All 115 local education agencies in North Carolina are included in the Breakfast Challenge, a partnership of No Kid Hungry North Carolina, the UNC Center for Health Promotion and Disease Prevention, The Dairy Alliance and the North Carolina Department of Public Instruction’s School Nutrition Services Section. Due to the effects of Hurricane Florence, some schools were not eligible this year due to the limited number of days that school was open and serving meals in October 2018.
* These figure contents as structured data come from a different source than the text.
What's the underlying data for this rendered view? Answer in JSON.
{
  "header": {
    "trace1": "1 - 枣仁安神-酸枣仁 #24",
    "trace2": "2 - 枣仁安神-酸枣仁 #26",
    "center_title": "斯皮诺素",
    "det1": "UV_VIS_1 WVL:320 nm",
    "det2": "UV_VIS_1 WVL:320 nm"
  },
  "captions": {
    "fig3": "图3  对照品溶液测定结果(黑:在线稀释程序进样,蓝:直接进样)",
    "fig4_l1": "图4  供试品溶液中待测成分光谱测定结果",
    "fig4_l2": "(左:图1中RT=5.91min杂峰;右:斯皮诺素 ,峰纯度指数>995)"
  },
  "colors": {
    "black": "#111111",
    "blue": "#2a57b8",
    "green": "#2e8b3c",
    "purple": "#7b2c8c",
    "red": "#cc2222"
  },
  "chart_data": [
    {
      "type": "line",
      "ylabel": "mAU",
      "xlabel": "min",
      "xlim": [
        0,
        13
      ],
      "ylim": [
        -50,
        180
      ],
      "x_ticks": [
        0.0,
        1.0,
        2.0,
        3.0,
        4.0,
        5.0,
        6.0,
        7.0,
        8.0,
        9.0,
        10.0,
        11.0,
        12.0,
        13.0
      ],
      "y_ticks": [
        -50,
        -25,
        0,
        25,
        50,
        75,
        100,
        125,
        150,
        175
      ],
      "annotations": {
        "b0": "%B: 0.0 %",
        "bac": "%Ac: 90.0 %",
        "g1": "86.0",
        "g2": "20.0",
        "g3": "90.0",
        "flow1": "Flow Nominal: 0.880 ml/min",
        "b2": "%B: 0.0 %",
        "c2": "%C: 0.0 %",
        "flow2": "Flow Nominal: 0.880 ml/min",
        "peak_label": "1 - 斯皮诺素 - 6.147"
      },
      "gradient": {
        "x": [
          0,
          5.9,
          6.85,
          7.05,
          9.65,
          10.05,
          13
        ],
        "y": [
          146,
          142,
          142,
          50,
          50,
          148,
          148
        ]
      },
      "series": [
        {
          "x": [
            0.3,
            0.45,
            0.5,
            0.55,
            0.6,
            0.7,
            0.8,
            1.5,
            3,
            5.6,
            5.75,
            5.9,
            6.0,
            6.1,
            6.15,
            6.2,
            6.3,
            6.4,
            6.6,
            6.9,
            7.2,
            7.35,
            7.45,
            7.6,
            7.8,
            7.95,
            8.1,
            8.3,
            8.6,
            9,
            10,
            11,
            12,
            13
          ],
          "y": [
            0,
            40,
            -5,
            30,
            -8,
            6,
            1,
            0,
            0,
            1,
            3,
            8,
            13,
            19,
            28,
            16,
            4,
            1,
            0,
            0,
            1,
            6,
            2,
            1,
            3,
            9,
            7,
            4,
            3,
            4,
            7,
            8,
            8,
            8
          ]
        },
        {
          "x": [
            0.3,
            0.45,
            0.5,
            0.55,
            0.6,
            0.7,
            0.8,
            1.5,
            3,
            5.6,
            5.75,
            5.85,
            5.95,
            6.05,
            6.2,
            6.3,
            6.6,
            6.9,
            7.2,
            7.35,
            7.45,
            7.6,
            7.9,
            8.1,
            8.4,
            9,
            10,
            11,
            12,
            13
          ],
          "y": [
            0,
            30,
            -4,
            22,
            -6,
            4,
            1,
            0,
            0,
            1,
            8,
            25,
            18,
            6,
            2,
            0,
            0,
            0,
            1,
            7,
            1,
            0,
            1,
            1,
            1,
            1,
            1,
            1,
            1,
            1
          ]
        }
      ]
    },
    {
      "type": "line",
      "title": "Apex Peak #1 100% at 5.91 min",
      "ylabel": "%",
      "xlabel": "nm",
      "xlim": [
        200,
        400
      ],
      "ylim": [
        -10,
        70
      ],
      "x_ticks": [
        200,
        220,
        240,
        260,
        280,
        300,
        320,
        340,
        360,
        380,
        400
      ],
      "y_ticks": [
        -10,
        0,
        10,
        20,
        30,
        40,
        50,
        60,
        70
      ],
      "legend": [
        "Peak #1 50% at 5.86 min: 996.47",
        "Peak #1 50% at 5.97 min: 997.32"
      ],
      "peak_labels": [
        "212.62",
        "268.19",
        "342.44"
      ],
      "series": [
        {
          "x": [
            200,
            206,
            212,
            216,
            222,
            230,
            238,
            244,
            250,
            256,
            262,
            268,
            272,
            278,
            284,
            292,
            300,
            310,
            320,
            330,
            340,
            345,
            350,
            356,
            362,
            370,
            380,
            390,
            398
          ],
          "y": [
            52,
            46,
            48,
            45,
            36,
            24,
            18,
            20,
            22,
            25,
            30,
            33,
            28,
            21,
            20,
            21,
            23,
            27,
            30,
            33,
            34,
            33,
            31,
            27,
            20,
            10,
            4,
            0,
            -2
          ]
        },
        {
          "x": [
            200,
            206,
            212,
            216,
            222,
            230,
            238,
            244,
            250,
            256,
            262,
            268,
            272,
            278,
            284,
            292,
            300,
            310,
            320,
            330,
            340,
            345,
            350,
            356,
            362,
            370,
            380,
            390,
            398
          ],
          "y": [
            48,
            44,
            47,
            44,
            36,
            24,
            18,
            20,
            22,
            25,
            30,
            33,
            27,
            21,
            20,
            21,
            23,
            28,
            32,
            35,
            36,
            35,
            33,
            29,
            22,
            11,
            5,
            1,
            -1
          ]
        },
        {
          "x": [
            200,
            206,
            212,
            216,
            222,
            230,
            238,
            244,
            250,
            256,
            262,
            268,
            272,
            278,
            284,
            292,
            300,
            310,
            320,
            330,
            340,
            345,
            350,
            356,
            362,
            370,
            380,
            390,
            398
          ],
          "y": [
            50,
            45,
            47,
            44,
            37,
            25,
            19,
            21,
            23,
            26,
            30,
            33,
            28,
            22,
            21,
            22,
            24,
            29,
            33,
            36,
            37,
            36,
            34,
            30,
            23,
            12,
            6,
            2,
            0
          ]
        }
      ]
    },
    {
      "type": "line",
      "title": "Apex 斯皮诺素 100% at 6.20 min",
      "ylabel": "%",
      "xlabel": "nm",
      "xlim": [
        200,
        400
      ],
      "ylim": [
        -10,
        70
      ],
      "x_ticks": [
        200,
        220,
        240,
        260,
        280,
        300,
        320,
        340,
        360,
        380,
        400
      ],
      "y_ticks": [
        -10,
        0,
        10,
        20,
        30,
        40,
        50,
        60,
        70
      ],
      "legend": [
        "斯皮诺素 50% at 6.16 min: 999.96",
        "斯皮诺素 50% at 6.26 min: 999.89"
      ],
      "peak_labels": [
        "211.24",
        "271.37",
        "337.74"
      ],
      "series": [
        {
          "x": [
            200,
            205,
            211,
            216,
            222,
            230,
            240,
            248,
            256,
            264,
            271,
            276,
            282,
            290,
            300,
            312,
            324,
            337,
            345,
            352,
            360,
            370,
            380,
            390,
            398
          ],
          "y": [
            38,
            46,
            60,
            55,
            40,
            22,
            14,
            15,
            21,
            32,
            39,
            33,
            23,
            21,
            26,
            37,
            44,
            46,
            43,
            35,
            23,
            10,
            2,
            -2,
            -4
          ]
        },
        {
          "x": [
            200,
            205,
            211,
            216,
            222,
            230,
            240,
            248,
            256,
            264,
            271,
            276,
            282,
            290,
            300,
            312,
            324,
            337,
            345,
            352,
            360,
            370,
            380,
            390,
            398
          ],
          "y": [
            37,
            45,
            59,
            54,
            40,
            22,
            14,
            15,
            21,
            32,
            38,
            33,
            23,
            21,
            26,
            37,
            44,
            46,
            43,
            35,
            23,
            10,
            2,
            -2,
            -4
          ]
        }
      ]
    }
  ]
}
The goal of the challenge is to increase participation in School Breakfast Programs. Participation rates are calculated based on School Nutrition Program meals claim data provided by the N.C. Department of Public Instruction. Breakfast Challenge Awards are given based on the greatest percentage increase in participation over the previous school year. To increase participation, schools can explore a variety of ways to serve school breakfast, allowing more students the opportunity to eat a regular morning meal such as Breakfast in the Classroom, Breakfast Break, Breakfast Kiosk, Grab n’ Go Breakfast, Second Chance Breakfast, and/or Universal Free Breakfast. The outcome is that students benefit from eating a healthy breakfast every school day.
Studies show that students who eat breakfast:
• have improved attendance and less tardiness,
• are able to pay attention longer,
• demonstrate better behavior in the classroom,
• perform better on tests,
• make fewer trips to the school nurse,
• have a better overall diet, and
• are more likely to be at a healthy weight.
When a student eats a nutritious meal, he or she is ready to learn. School breakfast offers several connections to learning—students have the opportunity to eat a healthy breakfast each school morning closer to instructional time, students who eat a healthy breakfast are better able to focus on classroom lessons, and students can practice the nutrition lessons they learn in the classroom by making healthy choices with school breakfast.